Rice buffer stock to be sold through competitive bidding

The rest of the 400,000 metric tonnes of rice that was stored as buffer stock for times of disaster will be sold through competitive tenders soon, local media reported, quoting chairman Aung Than Oo of Myanmar Rice Merchants Association as saying. He said some of the stocked rice was sold last July to help control soaring prices in the domestic market. Aung Than Oo did not say how much rice was in stock.

SME to get loans up to K100 million

State-owned Small and Medium Industry Development Bank (SMIDB) will soon offer loans amounting up to K100 million ($104,200) to small and medium enterprises (SMEs) at 8.5 percent interest rate, local media quoted SMIDB Managing Director Tin Maung Htay as saying. He said SMIDB received a K-20-billion loan from the state-owned Myanma Economic Bank at 8.25 percent interest for SME lending. SMIDB plans to offer soft loans to SME at lower interest rates when it gets grants from JICA (Japanese International Cooperation Agency).

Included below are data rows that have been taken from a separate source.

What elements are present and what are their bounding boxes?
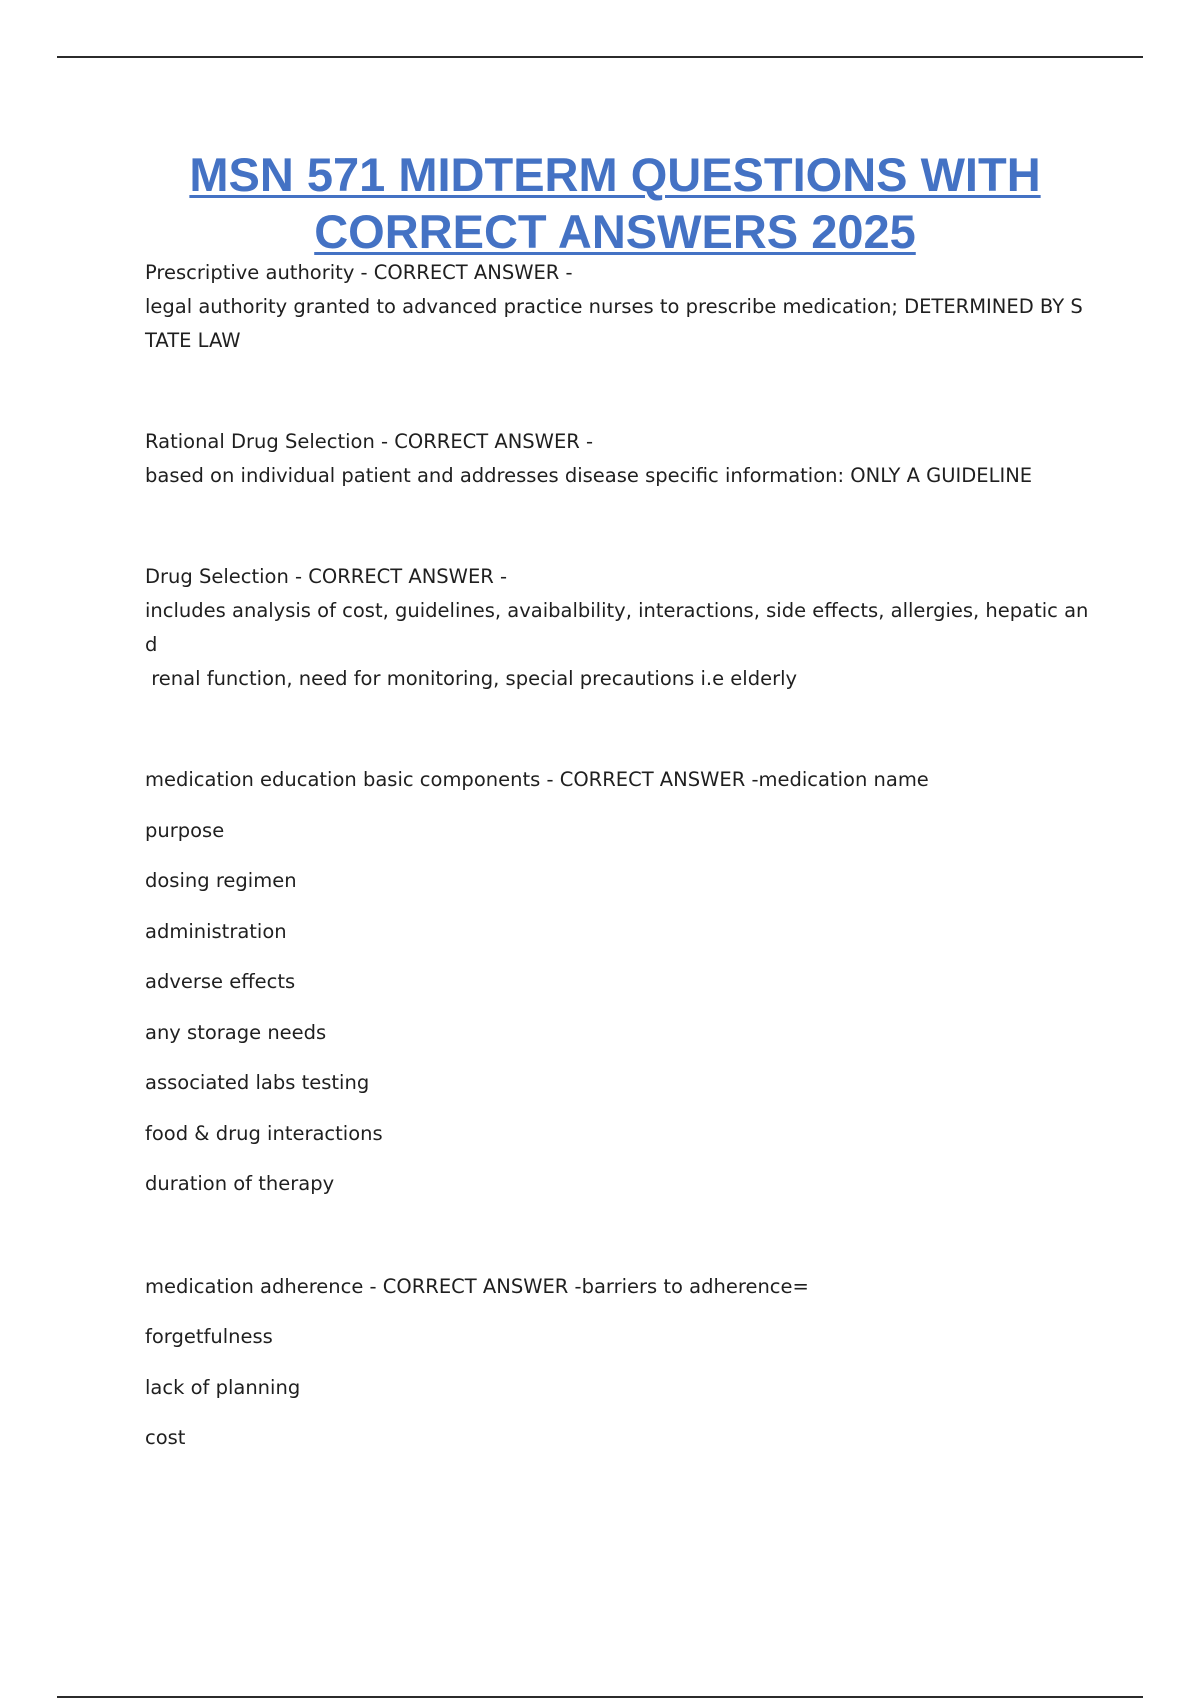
list-item: duration of therapy: [145, 1172, 335, 1195]
entry-term: Drug Selection - CORRECT ANSWER -: [145, 565, 508, 588]
entry-definition: legal authority granted to advanced practice nurses to prescribe medication; DETERMINED BY S: [145, 295, 1083, 318]
entry-medication-adherence: [145, 1270, 1095, 1472]
spacer: [145, 1218, 1095, 1270]
entry-term: medication education basic components - CORRECT ANSWER -medication name: [145, 768, 929, 791]
entry-definition: renal function, need for monitoring, special precautions i.e elderly: [145, 667, 798, 690]
list-item: adverse effects: [145, 970, 296, 993]
bottom-rule: [57, 1696, 1143, 1698]
entry-rational-drug-selection: [145, 425, 1095, 493]
entry-drug-selection: [145, 560, 1095, 696]
entry-term: medication adherence - CORRECT ANSWER -barriers to adherence=: [145, 1274, 809, 1298]
list-item: associated labs testing: [145, 1071, 370, 1094]
top-rule: [57, 56, 1143, 58]
title-line-2: CORRECT ANSWERS 2025: [314, 205, 916, 258]
spacer: [145, 493, 1095, 560]
entry-definition: includes analysis of cost, guidelines, avaibalbility, interactions, side effects, allergies, hepatic and: [145, 599, 1089, 656]
list-item: lack of planning: [145, 1375, 301, 1399]
entry-definition: based on individual patient and addresses disease specific information: ONLY A GUIDELINE: [145, 464, 1033, 487]
list-item: any storage needs: [145, 1020, 327, 1044]
list-item: purpose: [145, 818, 225, 842]
list-item: administration: [145, 919, 287, 943]
entry-prescriptive-authority: [145, 256, 1095, 358]
title-line-1: MSN 571 MIDTERM QUESTIONS WITH: [189, 148, 1041, 201]
document-body: [145, 256, 1095, 1472]
list-item: dosing regimen: [145, 869, 297, 892]
entry-definition: TATE LAW: [145, 329, 241, 352]
list-item: forgetfulness: [145, 1325, 273, 1348]
spacer: [145, 696, 1095, 763]
entry-term: Prescriptive authority - CORRECT ANSWER -: [145, 261, 573, 284]
document-title: [100, 146, 1130, 260]
entry-medication-education: [145, 763, 1095, 1218]
list-item: food & drug interactions: [145, 1121, 383, 1145]
spacer: [145, 358, 1095, 425]
entry-term: Rational Drug Selection - CORRECT ANSWER -: [145, 430, 594, 453]
list-item: cost: [145, 1426, 186, 1449]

New income tax policy burdens most people

Rates under the new income tax policy, which comes into effect in May, are relatively higher than neighbouring countries and will increase the burden on most taxpayers, local media reported, quoting economists and businessmen. Myat Thin Aung, chairman of Hlaingthayar Industrial Estate Supervision Committee, said that those who earn less than K10,000 (about $10.41) per day should not be required to pay any taxes, but under the new policy anyone earning more than K2 million ($ 2,030) annually will have to pay income tax. Economist and legal expert Tin Than Oo said any tax should not be a burden for payers and there should be incentives for them like good utility services, otherwise they would evade taxes.

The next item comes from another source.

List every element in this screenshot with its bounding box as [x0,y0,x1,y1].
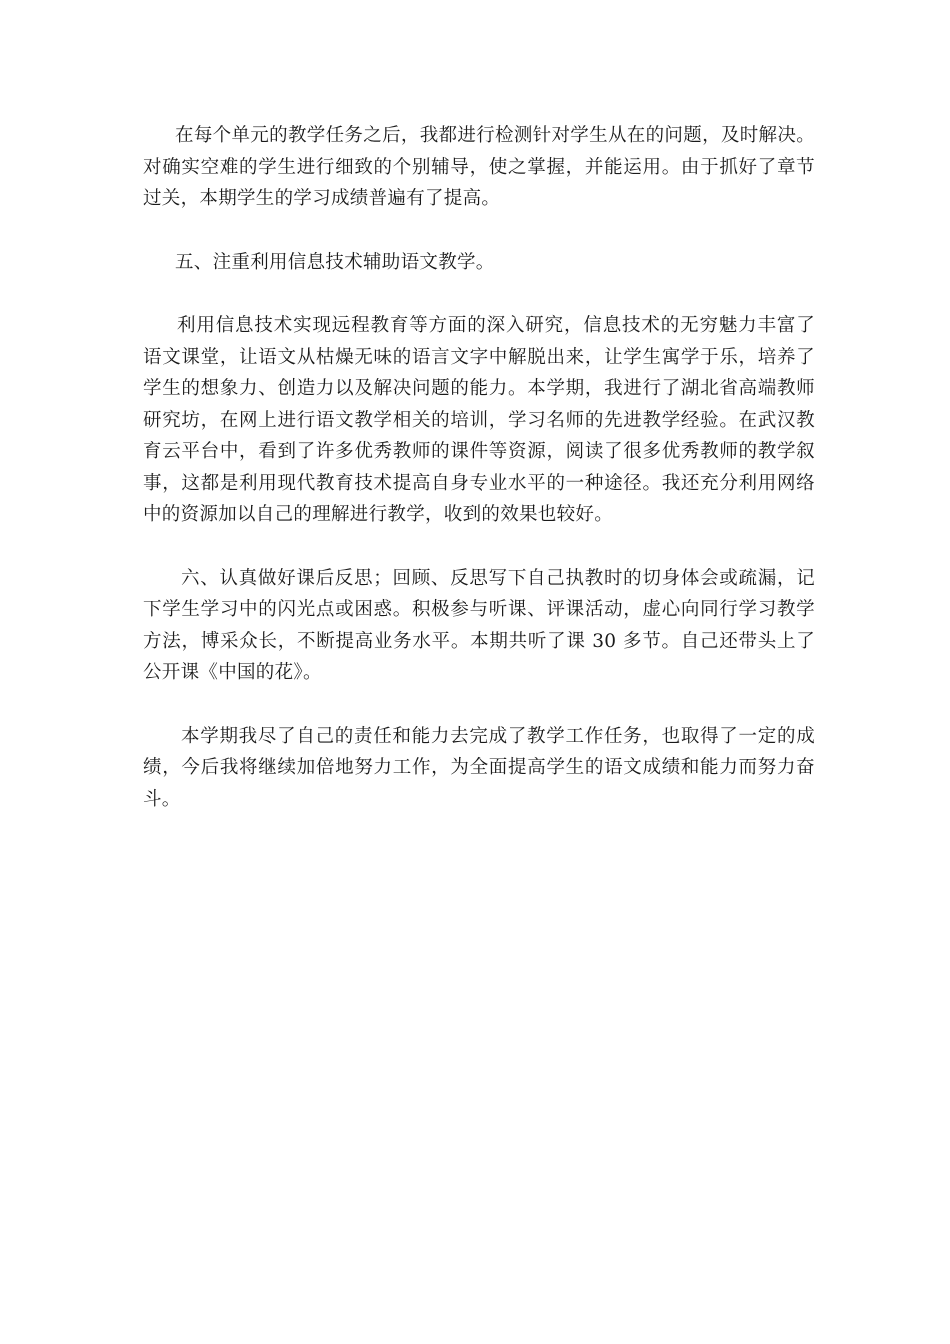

Thirty nine unused airports to be opened after upgrade

A total of 39 unused airports, mostly in the Chin and Shan states in northern Myanmar, will be upgraded in cooperation with private companies and put into service during this year to help cope with the steep rise in domestic air travel, local media reported a senior official from the Directorate of Civil Aviation as saying.

Rubber growers suffer as global prices dive

Small scale rubber growers are suffering huge losses as a result of plunging rubber prices in the world market, local media reported, citing secretary general Myint Khine of Myanmar Rubber Growers’ Association. At present, a metric tonne of rubber in the world market is about $2,000, down from $2,300 in March. To make matters worse, Myanmar rubber fetches only about $1,600, about $400 less than prevailing world prices because of low quality, Myint Khine said. It is very difficult for the manageable scale rubber growers to survive under present conditions, he said.

Yangon to designate 2016 as ‘Visit Myanmar Year’

Yangon will designate 2016 as “Visit Myanmar Year” to attract seven million foreign visitors, local media reported citing sources from the Federation of Myanmar Travel Agencies. Sources said the existing visa-on-arrival system needs further improvement while the e-visa system should be introduced to lure more tourists into the resource rich country.